Heute hat der pensionierte Finanzchef Besuch von seinem ältesten Sohn. Mortimer Freiherr von Plettenberg ist da. Der 46-Jährige ist mittlerweile der Herr im Haus, kümmert sich zusammen mit seinem Vater um die Forst- und Landwirtschaft sowie den Erhalt der Bausubstanz. Ein nie endendes Projekt. Schließlich gibt es an dem alten Gemäuer immer etwas zu tun. Jedes dritte Wochenende reist Mortimer von Plettenberg mit seiner Frau und seinen drei Kindern an, hat im Schloss noch eine separate Wohnung. „Erst wurden wir die Zimmer einfach nicht los“, erzählt er von dem Plan, die Wohnung zu vermieten. „Jetzt wollen wir nicht mehr raus.“ Ansonsten lebt der Gesellschafter von Teach First Deutschland, einer gemeinnützigen Initiative, die benachteiligte Kinder und Jugendliche fördert, in Wiesbaden. Und wie? „Nichts Besonders“, sagt Mortimer von Plettenberg bescheiden und erzählt von einer 20er-Jahre-Doppelhaushälfte.

Gemeinsam geht es durch die weiteren Räume. Erinnerungen kommen auf, als Hanno von Plettenberg mit seinen Geschwistern als Kind den Sommerurlaub hier verbracht hat. Badezimmer gab es noch nicht. Dafür Personal, das vom Bermeckebach das Wasser für die Familie holte. So wie damals zeichnen sich die Zimmer durch ihre hohen Decken aus – und diesem weitreichenden Blick über die Ländereien. „Auch nach dem tausendsten Mal aufwachen, kann man sich nicht dran satt sehen“, schwärmt Mortimer in seinem Schlafzimmer.

Das Zimmer im Turm

Weiter geht es. Das Zimmer hinter der Wand vermutet man nicht. Mortimer von Plettenberg öffnet eine Schiebetür. Nachdem er zwei Jahre in Japan gelebt hat, hat er dort ein Tatami-Zimmer mit Reisstrohmatten auf dem Boden eingerichtet. Aber eigentlich wird es mehr als Tobe-Zimmer genutzt, wenn die ganze Rasselbande vor Ort ist, erzählen die beiden.
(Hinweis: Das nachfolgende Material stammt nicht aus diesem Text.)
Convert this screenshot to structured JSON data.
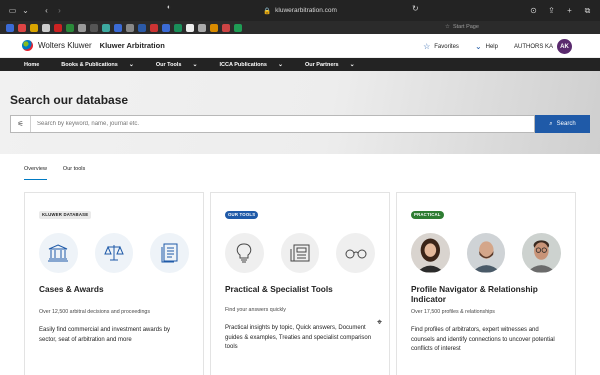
{
  "browser": {
    "url": "kluwerarbitration.com",
    "start_page": "Start Page"
  },
  "header": {
    "brand": "Wolters Kluwer",
    "product": "Kluwer Arbitration",
    "favorites": "Favorites",
    "help": "Help",
    "authors": "AUTHORS KA",
    "avatar_initials": "AK"
  },
  "nav": {
    "items": [
      {
        "label": "Home",
        "has_menu": false
      },
      {
        "label": "Books & Publications",
        "has_menu": true
      },
      {
        "label": "Our Tools",
        "has_menu": true
      },
      {
        "label": "ICCA Publications",
        "has_menu": true
      },
      {
        "label": "Our Partners",
        "has_menu": true
      }
    ]
  },
  "hero": {
    "title": "Search our database",
    "search_placeholder": "Search by keyword, name, journal etc.",
    "search_button": "Search"
  },
  "tabs": [
    {
      "label": "Overview",
      "active": true
    },
    {
      "label": "Our tools",
      "active": false
    }
  ],
  "cards": [
    {
      "badge": "KLUWER DATABASE",
      "title": "Cases & Awards",
      "subtitle": "Over 12,500 arbitral decisions and proceedings",
      "description": "Easily find commercial and investment awards by sector, seat of arbitration and more",
      "icons": [
        "courthouse-icon",
        "scales-icon",
        "document-icon"
      ]
    },
    {
      "badge": "OUR TOOLS",
      "title": "Practical & Specialist Tools",
      "subtitle": "Find your answers quickly",
      "description": "Practical insights by topic, Quick answers, Document guides & examples, Treaties and specialist comparison tools",
      "icons": [
        "lightbulb-icon",
        "newspaper-icon",
        "glasses-icon"
      ]
    },
    {
      "badge": "PRACTICAL",
      "title": "Profile Navigator & Relationship Indicator",
      "subtitle": "Over 17,500 profiles & relationships",
      "description": "Find profiles of arbitrators, expert witnesses and counsels and identify connections to uncover potential conflicts of interest",
      "icons": [
        "profile-photo-woman",
        "profile-photo-man-beard",
        "profile-photo-man-glasses"
      ]
    }
  ],
  "colors": {
    "primary_blue": "#1f5aa8",
    "nav_bg": "#232323",
    "practical_green": "#2e7d32",
    "avatar_purple": "#5a2a6e"
  }
}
Immerhin hat Hanno von Plettenberg neun Enkel.

Die Wendeltreppe zum Turmzimmer befindet sich hinter einer Tür. Hanno von Plettenberg geht vor, erzählt, dass die Treppe aus einem einzigen Eichenstamm gefertigt wurde. Zumindest fast. Ein kleiner Treppenabsatz wurde nachträglich draufgesetzt. Der Weg nach oben lohnt sich. Die Fenster rundherum lassen die ersten Frühlingsstrahlen herein, der runde Raum ist hell erleuchtet. Der Blick reicht über freies Land, Teiche, der Auslauf vom Kraftwerk. „Nachts kann man die Hohe Bracht sehen“, sagt Mortimer von Plettenberg.

Er betätigt den Lichtschalter. Lämpchen an der Decke leuchten auf. Fast wie Sterne. Und tatsächlich. Die Lichter sind so angeordnet, dass sie den Sternenhimmel zur Zeit des Jahreswechsels zeigen, verrät der Hobby-Astronom. „Da, wo die Strebe im Weg ist, das ist der Orion“, erklärt Hanno von Plettenberg und erzählt von gemütlichen Sommertagen mit Tee und Buch, gemeinsamen Silvester-Feiern mit der Familie – Ein kleiner Ruhe-Ort in diesem imposanten Schloss Bamenohl.